My boss was hounding me about why he had to have multiple usernames for our different DNN portals (we have one for Customer Support, one for Sales and one for Intranet purposes). By default DNN didn't allow me to create users for those portals with identical user names. So after playing with the data a bit I figured out a way and wanted to share it with you and keep it here in case I need to do it again and forget how.
First we need to understand the fundamental underpinnings of the Users structure inside the database. We will be using the Host SQL tab to perform data manipulation so make sure you have the database backed up before attempting these hacks.
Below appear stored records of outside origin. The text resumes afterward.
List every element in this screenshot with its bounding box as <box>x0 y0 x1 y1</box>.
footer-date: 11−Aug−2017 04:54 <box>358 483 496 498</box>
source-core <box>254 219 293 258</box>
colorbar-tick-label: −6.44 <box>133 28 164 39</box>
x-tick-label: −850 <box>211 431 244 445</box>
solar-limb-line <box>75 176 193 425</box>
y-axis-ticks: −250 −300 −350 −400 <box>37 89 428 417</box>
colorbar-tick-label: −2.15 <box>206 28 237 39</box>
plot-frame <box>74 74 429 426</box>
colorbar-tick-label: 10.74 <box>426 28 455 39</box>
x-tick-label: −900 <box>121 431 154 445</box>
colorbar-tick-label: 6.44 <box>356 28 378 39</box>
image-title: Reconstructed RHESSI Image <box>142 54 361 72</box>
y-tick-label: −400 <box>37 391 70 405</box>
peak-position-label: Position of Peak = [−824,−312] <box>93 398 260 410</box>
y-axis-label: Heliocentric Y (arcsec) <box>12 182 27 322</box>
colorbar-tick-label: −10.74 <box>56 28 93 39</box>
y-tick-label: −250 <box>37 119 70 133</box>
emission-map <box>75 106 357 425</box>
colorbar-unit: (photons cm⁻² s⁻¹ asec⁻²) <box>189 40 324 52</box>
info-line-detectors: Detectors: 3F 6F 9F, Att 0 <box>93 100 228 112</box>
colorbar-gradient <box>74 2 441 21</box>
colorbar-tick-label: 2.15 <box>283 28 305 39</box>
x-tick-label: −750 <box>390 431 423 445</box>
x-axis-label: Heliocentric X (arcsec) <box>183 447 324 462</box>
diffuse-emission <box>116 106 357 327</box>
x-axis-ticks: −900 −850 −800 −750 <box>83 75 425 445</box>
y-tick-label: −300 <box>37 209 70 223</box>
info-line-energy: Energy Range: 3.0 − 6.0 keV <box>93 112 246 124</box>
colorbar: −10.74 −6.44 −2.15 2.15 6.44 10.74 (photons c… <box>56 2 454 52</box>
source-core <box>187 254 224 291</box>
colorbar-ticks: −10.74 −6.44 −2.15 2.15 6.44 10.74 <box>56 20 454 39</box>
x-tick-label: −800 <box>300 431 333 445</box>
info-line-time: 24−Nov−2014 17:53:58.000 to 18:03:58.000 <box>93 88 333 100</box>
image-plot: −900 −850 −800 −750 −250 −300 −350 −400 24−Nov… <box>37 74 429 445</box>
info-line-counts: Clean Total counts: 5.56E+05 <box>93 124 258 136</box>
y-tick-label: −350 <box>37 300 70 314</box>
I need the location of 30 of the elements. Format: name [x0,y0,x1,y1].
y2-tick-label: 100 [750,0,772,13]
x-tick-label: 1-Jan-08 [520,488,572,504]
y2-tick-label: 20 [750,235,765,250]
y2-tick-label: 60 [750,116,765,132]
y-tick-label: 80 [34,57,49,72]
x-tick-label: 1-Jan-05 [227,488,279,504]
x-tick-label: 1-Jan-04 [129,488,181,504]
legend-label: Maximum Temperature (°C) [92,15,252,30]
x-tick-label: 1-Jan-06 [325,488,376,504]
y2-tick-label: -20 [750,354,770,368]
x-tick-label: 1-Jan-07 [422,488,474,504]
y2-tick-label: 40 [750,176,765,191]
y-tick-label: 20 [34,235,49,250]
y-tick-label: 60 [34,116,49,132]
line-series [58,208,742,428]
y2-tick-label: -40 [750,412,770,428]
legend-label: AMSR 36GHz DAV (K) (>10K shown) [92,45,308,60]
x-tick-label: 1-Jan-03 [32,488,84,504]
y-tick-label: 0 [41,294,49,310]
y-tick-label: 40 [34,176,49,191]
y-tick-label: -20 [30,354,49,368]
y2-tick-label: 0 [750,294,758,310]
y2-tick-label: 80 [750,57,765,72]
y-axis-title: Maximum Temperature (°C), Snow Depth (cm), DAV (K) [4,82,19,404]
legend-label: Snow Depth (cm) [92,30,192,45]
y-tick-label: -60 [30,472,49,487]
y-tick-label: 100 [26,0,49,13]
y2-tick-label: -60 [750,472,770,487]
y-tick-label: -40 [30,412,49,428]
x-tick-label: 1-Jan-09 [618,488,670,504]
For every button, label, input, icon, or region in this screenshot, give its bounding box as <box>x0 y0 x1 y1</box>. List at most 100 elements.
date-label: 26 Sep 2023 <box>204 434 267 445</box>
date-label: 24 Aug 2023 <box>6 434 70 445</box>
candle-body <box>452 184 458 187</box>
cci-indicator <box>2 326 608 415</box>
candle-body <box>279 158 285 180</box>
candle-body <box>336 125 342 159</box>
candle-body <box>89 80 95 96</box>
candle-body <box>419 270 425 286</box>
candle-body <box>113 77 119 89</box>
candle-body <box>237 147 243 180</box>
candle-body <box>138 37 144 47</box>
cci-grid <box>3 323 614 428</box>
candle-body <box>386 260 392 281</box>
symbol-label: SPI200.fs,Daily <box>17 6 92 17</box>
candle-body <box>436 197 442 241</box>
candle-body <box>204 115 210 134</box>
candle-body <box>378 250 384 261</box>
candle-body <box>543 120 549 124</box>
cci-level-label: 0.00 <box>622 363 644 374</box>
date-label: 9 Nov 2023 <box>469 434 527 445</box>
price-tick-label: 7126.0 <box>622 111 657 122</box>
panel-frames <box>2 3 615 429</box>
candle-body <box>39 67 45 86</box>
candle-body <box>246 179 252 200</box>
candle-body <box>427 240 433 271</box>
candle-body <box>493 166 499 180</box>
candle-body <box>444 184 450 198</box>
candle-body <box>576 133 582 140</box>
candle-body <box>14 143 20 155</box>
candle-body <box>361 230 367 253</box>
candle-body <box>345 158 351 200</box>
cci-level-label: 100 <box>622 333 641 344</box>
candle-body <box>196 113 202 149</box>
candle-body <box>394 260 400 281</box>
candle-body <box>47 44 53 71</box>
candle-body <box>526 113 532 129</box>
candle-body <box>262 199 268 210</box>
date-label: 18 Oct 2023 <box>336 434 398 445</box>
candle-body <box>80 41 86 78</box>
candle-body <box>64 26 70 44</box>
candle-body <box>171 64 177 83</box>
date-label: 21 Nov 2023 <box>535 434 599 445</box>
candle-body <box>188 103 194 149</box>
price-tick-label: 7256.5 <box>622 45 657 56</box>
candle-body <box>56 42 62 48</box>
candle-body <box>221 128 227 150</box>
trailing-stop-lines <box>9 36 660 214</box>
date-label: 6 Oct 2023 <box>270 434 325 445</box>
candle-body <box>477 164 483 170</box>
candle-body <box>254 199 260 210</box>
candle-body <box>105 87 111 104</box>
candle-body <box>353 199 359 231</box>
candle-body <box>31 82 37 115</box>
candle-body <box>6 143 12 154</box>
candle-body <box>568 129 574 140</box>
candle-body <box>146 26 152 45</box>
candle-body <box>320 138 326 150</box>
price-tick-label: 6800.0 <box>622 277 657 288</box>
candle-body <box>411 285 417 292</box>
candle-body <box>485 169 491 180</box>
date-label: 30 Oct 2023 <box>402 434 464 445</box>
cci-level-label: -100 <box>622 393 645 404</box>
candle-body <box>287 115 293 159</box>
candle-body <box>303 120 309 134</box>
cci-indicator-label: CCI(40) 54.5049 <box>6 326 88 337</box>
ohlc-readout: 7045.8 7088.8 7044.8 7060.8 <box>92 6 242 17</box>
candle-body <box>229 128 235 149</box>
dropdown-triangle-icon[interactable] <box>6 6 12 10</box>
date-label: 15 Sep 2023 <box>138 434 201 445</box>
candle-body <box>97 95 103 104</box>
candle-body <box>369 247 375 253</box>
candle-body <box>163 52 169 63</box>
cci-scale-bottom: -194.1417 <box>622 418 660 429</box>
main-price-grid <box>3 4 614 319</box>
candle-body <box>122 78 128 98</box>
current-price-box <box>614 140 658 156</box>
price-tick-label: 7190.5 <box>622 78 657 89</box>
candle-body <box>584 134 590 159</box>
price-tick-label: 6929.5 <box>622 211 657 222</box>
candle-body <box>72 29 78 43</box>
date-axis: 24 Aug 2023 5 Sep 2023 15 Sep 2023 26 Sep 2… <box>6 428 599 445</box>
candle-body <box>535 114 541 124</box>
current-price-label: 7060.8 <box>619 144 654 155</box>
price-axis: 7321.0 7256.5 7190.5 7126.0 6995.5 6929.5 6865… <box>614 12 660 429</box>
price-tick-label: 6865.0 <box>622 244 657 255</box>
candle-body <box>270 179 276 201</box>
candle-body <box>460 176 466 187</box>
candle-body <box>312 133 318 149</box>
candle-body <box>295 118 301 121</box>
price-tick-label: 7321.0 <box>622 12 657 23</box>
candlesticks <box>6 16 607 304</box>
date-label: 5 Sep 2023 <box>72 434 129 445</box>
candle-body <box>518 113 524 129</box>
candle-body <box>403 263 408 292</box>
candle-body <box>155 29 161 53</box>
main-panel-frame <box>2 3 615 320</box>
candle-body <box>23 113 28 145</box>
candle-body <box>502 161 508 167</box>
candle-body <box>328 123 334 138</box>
So User permissions are basically set in three tables:
- Users
- UserPortals
- UserRoles
These are all important tables to keep consistent. So lets say you have user 'foo' in the Users table, his record would be something like this:
You could get access to this record to see it in this state by passing the SQL query:
SELECT * FROM Users WHERE Username = 'foo'
So now lets say that you have another portal where foo also needs access and you have set him up another user for that portal called foo2:
As you can see these are essentially identical users but DNN will not let you log into portal 1 with user 2 or into portal 2 with user 1. The secret here is UserPortals. First determine what user is assigned to which portal. To do this will use the SQL statement:
SELECT * FROM Users INNER JOIN UserPortals ON Users.UserID = UserPortals.UserID WHERE Email = 'foo@bar.com'
Now notice that since the usernames are not the same, the ticket was to use a field where they match and since email is the usual suspect I decided to use that. The results of that query would look something like this:
Ok so now we know which portals are for which user, next lets also get the roles, because the roles are different for each portal. So we add to the above SQL statement:
SELECT * FROM Users INNER JOIN UserPortals ON Users.UserID = UserPortals.UserID INNER JOIN UserRoles ON Users.UserID = UserRoles.UserID WHERE Email = 'foo@bar.com'
Which yields us:
Ok so there is a lot going on now. Clearly these users are both administrators of their respective sites, now we just need to trim it down to one user, we will use UserID 5 since that is 'foo'. The SQL statement for this would be:
UPDATE UserPortals SET UserID = 5 WHERE UserID = 6;
UPDATE UserRoles Set UserID = 5 WHERE UserID = 6;
DELETE FROM Users WHERE UserID = 6;
SELECT * FROM Users INNER JOIN UserPortals ON Users.UserID = UserPortals.UserID INNER JOIN UserRoles ON Users.UserID = UserRoles.UserID WHERE Email = 'foo@bar.com'
This yields us the following result:
as you can see, user foo2 has been deleted entirely and if you log into either site with foo you will have the permissions of foo and foo2 from before the hack.
Hope this helps some people out there make sense of their DNN user issues.